Once you get moving, you will want to put some strength training into your exercise regimen. There are lots of health benefits that go along with strength training, including increased bone strength and improved weight-loss maintenance. Strength training burns loads of calories as well, which means you’ll be able to eat more and still maintain a healthy weight.

If you aren’t currently strength training, you shouldn’t go to the gym and start lifting weights today. You may hurt yourself. Instead, try a few at-home exercises, such as squats, push-ups, bicep curls, etc. The internet has countless videos that will show you several strength training exercises you can do at home without equipment.

Woman lifting weight

Forty is a turning point in life for women: Your body begins to undergo the changes of perimenopause, including risk of muscle fiber shrinkage, higher blood pressure, loss of bone density and unwanted weight gain. These changes are intensified by inactivity. Adding weight training into your health routine will help reduce body fat, tone muscles and strengthen bones while also combating low energy, mood swings and insomnia. – Live Strong

After you’ve mastered your at-home routine, start going to a gym. If you’ve never lifted weights before, start out with light weights. It’s also a good idea to hire a trainer for a session or two just to make sure you’re using the right technique.

Making the Switch from Light/Moderate to Intense

So far, all of these exercises have fallen into the light to moderate category. The good news is that you don’t have to engage in intense activity to reap the benefits of exercise. You can stay right where you are as long as you include a variety of activities and change things up every now and then.

However, if you want to engage in more intense activities, such as running a marathon, you have to take the necessary steps to get there. You can’t go from walking a mile a day to running a full marathon this weekend.
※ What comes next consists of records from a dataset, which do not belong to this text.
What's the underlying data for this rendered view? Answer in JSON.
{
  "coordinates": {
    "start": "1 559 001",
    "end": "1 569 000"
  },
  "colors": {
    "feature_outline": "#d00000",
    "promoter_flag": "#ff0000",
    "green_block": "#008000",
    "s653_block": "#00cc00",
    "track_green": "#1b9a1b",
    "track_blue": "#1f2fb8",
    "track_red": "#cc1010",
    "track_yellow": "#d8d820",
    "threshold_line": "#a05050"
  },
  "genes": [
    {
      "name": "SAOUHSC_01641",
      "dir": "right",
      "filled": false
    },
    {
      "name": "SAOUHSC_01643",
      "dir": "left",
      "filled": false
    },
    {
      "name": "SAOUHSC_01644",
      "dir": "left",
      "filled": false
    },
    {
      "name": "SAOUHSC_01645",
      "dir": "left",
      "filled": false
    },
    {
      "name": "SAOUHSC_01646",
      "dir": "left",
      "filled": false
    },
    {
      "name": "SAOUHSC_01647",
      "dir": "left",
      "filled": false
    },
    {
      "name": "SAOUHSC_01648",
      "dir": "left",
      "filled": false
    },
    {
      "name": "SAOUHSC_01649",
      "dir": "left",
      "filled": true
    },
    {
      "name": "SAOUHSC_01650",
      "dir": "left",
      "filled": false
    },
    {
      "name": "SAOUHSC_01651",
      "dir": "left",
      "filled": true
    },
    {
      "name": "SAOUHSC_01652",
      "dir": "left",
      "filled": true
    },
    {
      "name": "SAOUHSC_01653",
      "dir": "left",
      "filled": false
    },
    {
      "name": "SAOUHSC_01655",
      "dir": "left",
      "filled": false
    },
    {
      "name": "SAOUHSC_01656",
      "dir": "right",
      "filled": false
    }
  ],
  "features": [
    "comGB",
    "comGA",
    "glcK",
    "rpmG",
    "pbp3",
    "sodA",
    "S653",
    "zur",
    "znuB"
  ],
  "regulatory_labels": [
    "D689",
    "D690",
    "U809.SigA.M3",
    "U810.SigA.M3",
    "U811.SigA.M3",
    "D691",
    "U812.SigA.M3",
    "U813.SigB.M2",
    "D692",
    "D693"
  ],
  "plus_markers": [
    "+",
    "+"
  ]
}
Everyone, even star athletes, have to train to build up their stamina and avoid injury. If you want to try a new activity, start out with small bursts of activity and build on it. For example, if you want to swim across the entire width of a lake, start out by going out a quarter of the way and coming back. Then, build your way up to halfway and so on.

Women exercising

Starting exercising after the age of 40 isn’t all that difficult. You just have to start slowly and have realistic expectations. You may only be able to exercise for 10 minutes before giving up in the beginning, and that’s OK. Eventually, you will be able to do more than you ever imagined possible.